Don't pick The Puck Stops Here expecting analytics or anything like that, he warned.
“My whole intention all along was to write a book that wasn't your typical statistical hockey book, it was more of behind the scenes,” he mused, “certain crazy things that players do, things behind the scenes in the management, ownership-side, a little bit more about my life growing up in Canada.”
Revisiting his nearly 50 years in hockey was a challenge.
“It's a struggle, in part because I've been in hockey my whole life that all the years at some point in time just seem to come together. I'd be questioning, 'Okay, was that coach here in 1982, or was he here in '79?' That kind of thing.”
Admitting that it “probably is not the right way to do a book,” Landon said he “didn't want to get involved in a lot of research on the book. I wanted to do it mostly from memory. If hockey purists want to challenge me on a date or something, go for it, I don't really care, because the book wasn't about that. It was just more about things behind the scenes.”

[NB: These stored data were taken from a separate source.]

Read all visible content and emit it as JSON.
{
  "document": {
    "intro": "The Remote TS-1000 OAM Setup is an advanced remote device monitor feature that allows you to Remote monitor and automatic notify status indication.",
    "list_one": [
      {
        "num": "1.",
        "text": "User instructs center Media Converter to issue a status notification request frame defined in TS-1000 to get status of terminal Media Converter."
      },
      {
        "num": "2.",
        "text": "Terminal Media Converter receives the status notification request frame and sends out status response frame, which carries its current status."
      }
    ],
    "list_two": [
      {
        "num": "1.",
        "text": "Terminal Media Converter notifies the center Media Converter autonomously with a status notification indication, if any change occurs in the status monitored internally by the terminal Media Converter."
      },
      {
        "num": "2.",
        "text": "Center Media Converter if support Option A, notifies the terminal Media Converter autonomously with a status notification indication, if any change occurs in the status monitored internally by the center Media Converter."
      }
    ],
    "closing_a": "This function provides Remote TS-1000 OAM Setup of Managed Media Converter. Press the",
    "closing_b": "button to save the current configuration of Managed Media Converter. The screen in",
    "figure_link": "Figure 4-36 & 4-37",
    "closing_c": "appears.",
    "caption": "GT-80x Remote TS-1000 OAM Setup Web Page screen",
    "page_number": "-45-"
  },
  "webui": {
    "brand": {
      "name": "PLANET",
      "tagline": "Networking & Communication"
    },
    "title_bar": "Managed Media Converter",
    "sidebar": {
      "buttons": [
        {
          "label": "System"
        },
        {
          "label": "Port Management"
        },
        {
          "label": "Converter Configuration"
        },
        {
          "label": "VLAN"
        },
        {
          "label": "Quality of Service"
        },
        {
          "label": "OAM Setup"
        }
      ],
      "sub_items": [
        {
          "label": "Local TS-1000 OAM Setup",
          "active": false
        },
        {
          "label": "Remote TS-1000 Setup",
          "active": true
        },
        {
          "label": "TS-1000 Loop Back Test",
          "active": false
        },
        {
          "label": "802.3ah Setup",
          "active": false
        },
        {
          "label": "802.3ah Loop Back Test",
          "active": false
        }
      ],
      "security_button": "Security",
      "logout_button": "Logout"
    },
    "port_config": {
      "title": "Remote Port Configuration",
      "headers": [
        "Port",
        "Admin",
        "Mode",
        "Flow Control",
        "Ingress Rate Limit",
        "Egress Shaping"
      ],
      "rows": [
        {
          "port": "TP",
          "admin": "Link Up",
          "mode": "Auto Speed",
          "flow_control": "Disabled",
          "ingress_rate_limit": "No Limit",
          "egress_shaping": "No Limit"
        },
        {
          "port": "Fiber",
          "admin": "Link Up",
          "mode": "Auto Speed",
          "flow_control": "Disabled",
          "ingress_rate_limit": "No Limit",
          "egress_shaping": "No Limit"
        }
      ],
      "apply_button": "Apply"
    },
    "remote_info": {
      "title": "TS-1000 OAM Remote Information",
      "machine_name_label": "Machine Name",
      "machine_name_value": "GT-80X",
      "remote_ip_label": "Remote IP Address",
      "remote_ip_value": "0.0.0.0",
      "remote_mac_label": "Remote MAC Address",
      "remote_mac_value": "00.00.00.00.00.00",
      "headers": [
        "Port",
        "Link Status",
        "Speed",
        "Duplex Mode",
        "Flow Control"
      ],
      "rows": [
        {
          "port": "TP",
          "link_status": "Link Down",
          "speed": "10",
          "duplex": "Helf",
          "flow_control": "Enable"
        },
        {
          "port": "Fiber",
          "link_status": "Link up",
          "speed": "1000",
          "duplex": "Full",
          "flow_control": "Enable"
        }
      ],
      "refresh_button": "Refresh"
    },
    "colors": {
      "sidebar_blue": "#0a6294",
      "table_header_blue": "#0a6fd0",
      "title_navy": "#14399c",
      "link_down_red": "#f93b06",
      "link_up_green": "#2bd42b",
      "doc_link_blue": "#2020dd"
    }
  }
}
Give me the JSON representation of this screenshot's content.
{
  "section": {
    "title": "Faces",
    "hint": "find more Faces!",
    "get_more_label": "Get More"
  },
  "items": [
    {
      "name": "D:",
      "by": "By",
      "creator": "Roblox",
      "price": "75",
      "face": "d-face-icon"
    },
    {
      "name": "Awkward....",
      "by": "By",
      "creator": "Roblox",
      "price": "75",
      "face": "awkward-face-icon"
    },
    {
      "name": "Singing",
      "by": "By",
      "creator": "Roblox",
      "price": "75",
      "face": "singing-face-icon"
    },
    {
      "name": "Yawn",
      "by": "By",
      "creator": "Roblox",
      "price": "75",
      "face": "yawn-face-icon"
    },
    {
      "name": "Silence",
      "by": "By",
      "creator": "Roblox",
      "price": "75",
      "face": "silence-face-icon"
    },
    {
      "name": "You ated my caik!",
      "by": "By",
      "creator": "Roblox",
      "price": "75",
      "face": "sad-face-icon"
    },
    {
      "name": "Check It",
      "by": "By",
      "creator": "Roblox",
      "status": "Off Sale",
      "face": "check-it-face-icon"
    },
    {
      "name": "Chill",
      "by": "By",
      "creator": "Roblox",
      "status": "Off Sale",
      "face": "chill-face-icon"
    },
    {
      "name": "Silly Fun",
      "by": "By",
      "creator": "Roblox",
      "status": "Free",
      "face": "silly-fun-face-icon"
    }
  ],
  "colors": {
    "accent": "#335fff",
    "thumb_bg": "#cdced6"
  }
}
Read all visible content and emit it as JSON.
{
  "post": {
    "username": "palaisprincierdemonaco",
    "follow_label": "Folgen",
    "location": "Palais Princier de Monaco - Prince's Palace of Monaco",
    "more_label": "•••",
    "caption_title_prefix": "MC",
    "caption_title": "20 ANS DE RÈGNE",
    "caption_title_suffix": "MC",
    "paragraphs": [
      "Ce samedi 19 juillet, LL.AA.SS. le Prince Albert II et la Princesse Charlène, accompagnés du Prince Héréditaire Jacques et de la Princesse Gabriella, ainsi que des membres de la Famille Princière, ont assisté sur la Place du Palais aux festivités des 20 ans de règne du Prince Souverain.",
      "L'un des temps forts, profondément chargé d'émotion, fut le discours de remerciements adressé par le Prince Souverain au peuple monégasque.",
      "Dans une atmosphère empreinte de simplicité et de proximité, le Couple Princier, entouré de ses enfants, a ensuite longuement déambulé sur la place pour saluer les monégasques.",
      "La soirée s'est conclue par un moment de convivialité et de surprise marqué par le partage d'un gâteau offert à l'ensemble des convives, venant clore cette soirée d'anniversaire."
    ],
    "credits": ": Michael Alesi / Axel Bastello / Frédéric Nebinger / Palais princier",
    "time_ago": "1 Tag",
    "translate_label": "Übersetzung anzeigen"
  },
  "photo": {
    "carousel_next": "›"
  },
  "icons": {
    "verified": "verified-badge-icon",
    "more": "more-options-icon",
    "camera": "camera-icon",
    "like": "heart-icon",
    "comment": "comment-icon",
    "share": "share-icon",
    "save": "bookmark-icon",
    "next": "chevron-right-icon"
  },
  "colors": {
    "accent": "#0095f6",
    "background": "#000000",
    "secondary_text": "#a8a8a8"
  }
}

It's Landon's story after all. “I wanted all stories that I could personally relate to,” he said. Therefore, they are his experiences with former Whalers coach Jack Kelley, or the team's owner, Howard Baldwin. “They're all stories that are 100 per cent true, and all stories I can relate to, because I was a part of it.”
Though Landon's book was published locally, he's the one selling the book (www.brucelandonconsulting.com), heading to the post office a couple of times a week to mail out copies. The response keeps him going.
“Not to be pompous, the feedback has been very positive. People who have read the book have really enjoyed it.”
It's for a good cause, too.
“I'm not making a nickel on the book. All the money is going a charity I set up for my daughter,” he said, referring to the Tammy Jacobson-Landon “I Can Hear You” Scholarship Fund, which benefits the Clarke Schools for Hearing and Speech in Northampton, where Tammy worked for years.